US Adult Census data relating income to social factors such as Age, Education, race etc.
The Us Adult income dataset was extracted by Barry Becker from the 1994 US Census Database. The data set consists of anonymous information such as occupation, age, native country, race, capital gain, capital loss, education, work class and more. Each row is labelled as either having a salary greater than ">50K" or "<=50K".
This Data set is split into two CSV files, named adult-training.txt and adult-test.txt.
The goal here is to train a binary classifier on the training dataset to predict the column income_bracket which has two possible values ">50K" and "<=50K" and evaluate the accuracy of the classifier with the test dataset.
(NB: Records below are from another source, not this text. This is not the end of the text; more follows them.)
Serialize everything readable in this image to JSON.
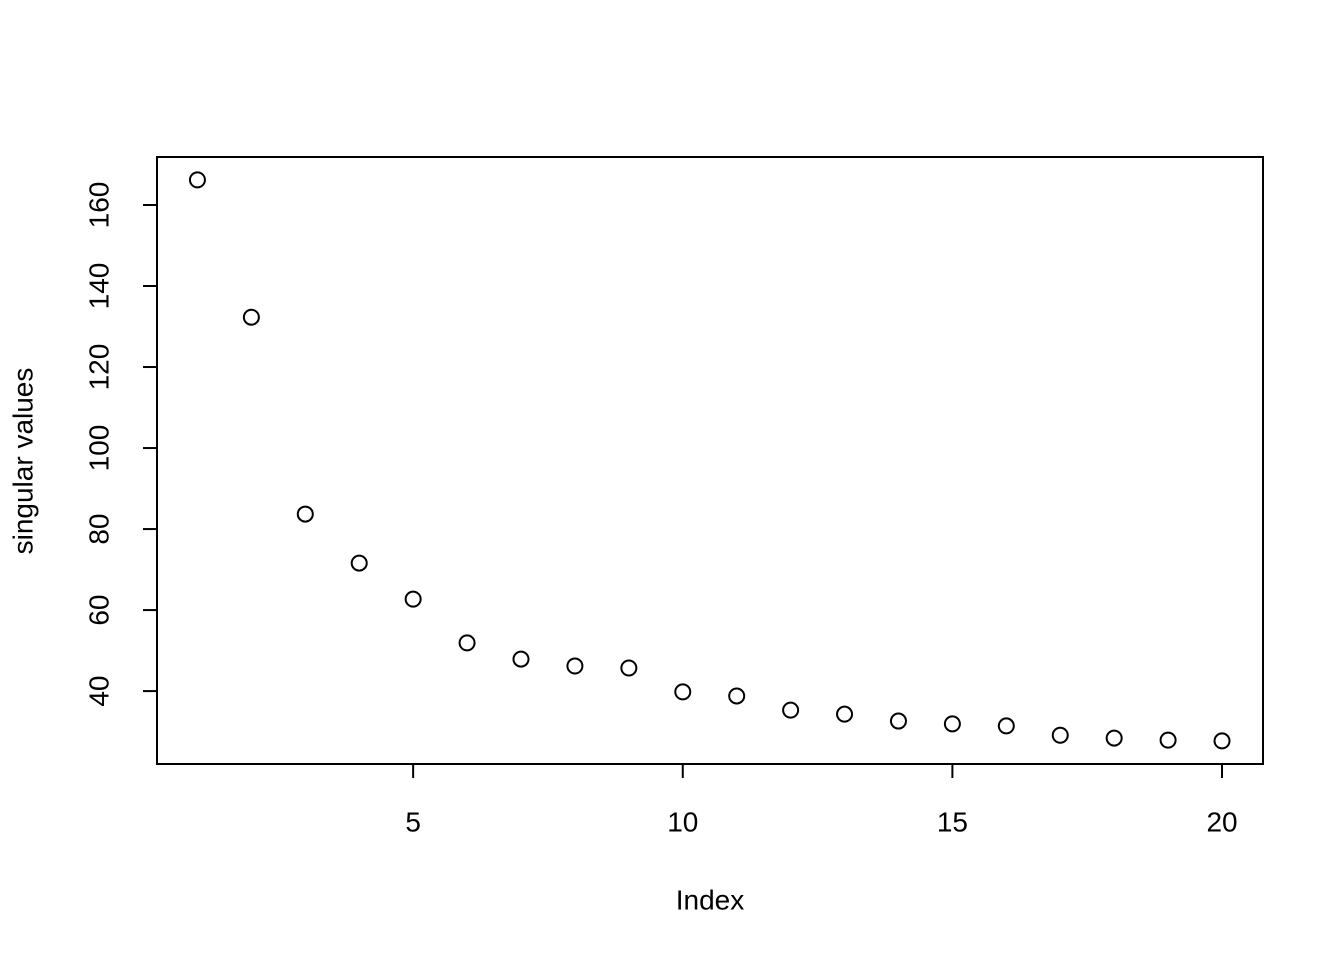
{
  "chart_data": {
    "type": "scatter",
    "x_label": "Index",
    "y_label": "singular values",
    "x": [
      1,
      2,
      3,
      4,
      5,
      6,
      7,
      8,
      9,
      10,
      11,
      12,
      13,
      14,
      15,
      16,
      17,
      18,
      19,
      20
    ],
    "values": [
      166.2,
      132.3,
      83.7,
      71.6,
      62.7,
      51.9,
      47.9,
      46.2,
      45.7,
      39.8,
      38.8,
      35.3,
      34.3,
      32.6,
      31.9,
      31.4,
      29.1,
      28.4,
      27.9,
      27.7
    ],
    "color": "#000000",
    "xlim": [
      0.25,
      20.76
    ],
    "ylim": [
      22.0,
      171.85
    ],
    "xticks": [
      5,
      10,
      15,
      20
    ],
    "yticks": [
      40,
      60,
      80,
      100,
      120,
      140,
      160
    ],
    "grid": false
  }
}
Note that the dataset is made up of categorical and continuous features. It also contains missing values The categorical columns are: workclass, education, marital_status, occupation, relationship, race, gender, native_country
The continuous columns are: age, education_num, capital_gain, capital_loss, hours_per_week
This Dataset was obtained from the UCI repository, it can be found on
https://archive.ics.uci.edu/ml/datasets/census+income, http://mlr.cs.umass.edu/ml/machine-learning-databases/adult/
USAGE This dataset is well suited to developing and testing wide linear classifiers, deep neutral network classifiers and a combination of both. For more info on Combined Deep and Wide Model classifiers, refer to the Research Paper by Google https://arxiv.org/abs/1606.07792
39: age
State-gov: workclass
77516: fnlwgt
Bachelors: education
13: education_num
Never-married: marital_status
Adm-clerical: occupation
Not-in-family: relationship
White: race
Male: gender
2174: capital_gain
0: capital_loss
40: hours_per_week
United-States: native_country
<=50K: income_bracket